Question

Using Laplace transformation, the value of $ \int_{0}^{\infty} \frac{\sin 2t}{t} dt $ is

• A. \(0 \)
• B. \( \frac{3}{s^2+4} \)
• C. \( \frac{2}{\pi} \)
• D. \( \frac{\pi}{2} \)

Hint:

Remember the Laplace transform property for division by \( t \): \( L\left\{\frac{f(t)}{t}\right\} = \int_{s}^{\infty} F(u) du \).
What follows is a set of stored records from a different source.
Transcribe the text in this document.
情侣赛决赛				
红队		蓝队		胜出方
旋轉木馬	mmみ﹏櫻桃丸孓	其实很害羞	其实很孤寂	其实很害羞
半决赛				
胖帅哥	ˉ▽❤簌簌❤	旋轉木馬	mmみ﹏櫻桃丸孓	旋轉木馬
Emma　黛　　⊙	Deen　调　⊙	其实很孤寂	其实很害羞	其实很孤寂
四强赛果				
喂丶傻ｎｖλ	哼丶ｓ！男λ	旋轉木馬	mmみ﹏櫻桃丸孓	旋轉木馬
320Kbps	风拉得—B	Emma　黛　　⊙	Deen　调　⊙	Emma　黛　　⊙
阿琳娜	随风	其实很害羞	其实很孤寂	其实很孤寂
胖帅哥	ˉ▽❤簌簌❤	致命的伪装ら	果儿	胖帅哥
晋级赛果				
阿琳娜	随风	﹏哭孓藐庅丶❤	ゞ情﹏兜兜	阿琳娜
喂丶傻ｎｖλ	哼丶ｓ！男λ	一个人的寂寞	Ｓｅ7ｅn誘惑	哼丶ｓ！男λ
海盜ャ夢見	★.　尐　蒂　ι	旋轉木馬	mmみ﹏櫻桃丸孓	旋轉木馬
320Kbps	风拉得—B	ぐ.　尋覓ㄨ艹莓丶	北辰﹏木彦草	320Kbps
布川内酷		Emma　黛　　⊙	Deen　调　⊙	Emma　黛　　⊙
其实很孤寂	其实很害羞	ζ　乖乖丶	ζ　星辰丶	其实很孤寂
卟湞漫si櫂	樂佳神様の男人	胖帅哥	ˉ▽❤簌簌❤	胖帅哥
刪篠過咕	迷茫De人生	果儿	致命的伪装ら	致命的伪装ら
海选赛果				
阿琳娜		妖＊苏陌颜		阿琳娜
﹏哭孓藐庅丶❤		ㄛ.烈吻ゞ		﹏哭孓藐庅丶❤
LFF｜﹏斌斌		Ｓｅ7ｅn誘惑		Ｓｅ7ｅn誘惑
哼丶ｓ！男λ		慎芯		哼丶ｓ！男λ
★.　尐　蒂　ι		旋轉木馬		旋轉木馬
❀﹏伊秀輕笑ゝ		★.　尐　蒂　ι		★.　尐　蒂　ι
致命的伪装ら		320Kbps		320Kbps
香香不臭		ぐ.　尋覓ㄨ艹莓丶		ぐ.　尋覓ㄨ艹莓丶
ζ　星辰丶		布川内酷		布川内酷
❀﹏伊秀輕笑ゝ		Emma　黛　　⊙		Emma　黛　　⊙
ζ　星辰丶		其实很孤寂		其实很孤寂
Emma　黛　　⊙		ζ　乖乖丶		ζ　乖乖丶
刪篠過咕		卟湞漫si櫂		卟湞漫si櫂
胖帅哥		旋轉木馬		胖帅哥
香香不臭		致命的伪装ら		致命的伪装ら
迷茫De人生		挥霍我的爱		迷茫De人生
To evaluate integrals of the form \( \int_{0}^{\infty} \frac{f(t)}{t} dt \), find \( L\left\{\frac{f(t)}{t}\right\} \) and then set \( s=0 \).

Answer 1

The Correct Option is D

Step 1: Understand the Laplace Transform of \( \frac{f(t)}{t} \).
The Laplace transform of a function \( f(t) \) is defined as \( L\{f(t)\} = F(s) = \int_{0}^{\infty} e^{-st} f(t) dt \).
One important property of Laplace transforms is:
\( L\left\{\frac{f(t)}{t}\right\} = \int_{s}^{\infty} F(u) du \), where \( F(u) = L\{f(t)\} \).
Step 2: Find the Laplace transform of \( \sin 2t \).
Let \( f(t) = \sin 2t \).
The Laplace transform of \( \sin at \) is \( L\{\sin at\} = \frac{a}{s^2 + a^2} \).
For \( a=2 \), we have:
\( F(s) = L\{\sin 2t\} = \frac{2}{s^2 + 2^2} = \frac{2}{s^2 + 4} \). 
Step 3: Apply the property for \( \frac{f(t)}{t} \).
Now, we need to find \( L\left\{\frac{\sin 2t}{t}\right\} \):
\[ L\left\{\frac{\sin 2t}{t}\right\} = \int_{s}^{\infty} \frac{2}{u^2 + 4} du \] \[ = 2 \int_{s}^{\infty} \frac{1}{u^2 + 2^2} du \] We know that \( \int \frac{1}{x^2 + a^2} dx = \frac{1}{a} \tan^{-1}\left(\frac{x}{a}\right) \). \[ = 2 \left[ \frac{1}{2} \tan^{-1}\left(\frac{u}{2}\right) \right]_{s}^{\infty} \] \[ = \left[ \tan^{-1}\left(\frac{u}{2}\right) \right]_{s}^{\infty} \] \[ = \tan^{-1}(\infty) - \tan^{-1}\left(\frac{s}{2}\right) \] Since \( \tan^{-1}(\infty) = \frac{\pi}{2} \): \[ L\left\{\frac{\sin 2t}{t}\right\} = \frac{\pi}{2} - \tan^{-1}\left(\frac{s}{2}\right) \] 
Step 4: Evaluate the integral by setting \( s=0 \).
The integral \( \int_{0}^{\infty} \frac{\sin 2t}{t} dt \) is equivalent to \( L\left\{\frac{\sin 2t}{t}\right\} \) evaluated at \( s=0 \).
\[ \int_{0}^{\infty} \frac{\sin 2t}{t} dt = \left[ L\left\{\frac{\sin 2t}{t}\right\} \right]_{s=0} \] \[ = \frac{\pi}{2} - \tan^{-1}\left(\frac{0}{2}\right) \] \[ = \frac{\pi}{2} - \tan^{-1}(0) \] Since \( \tan^{-1}(0) = 0 \): \[ = \frac{\pi}{2} - 0 \] \[ = \frac{\pi}{2} \] The final answer is $\boxed{\text{4}}$.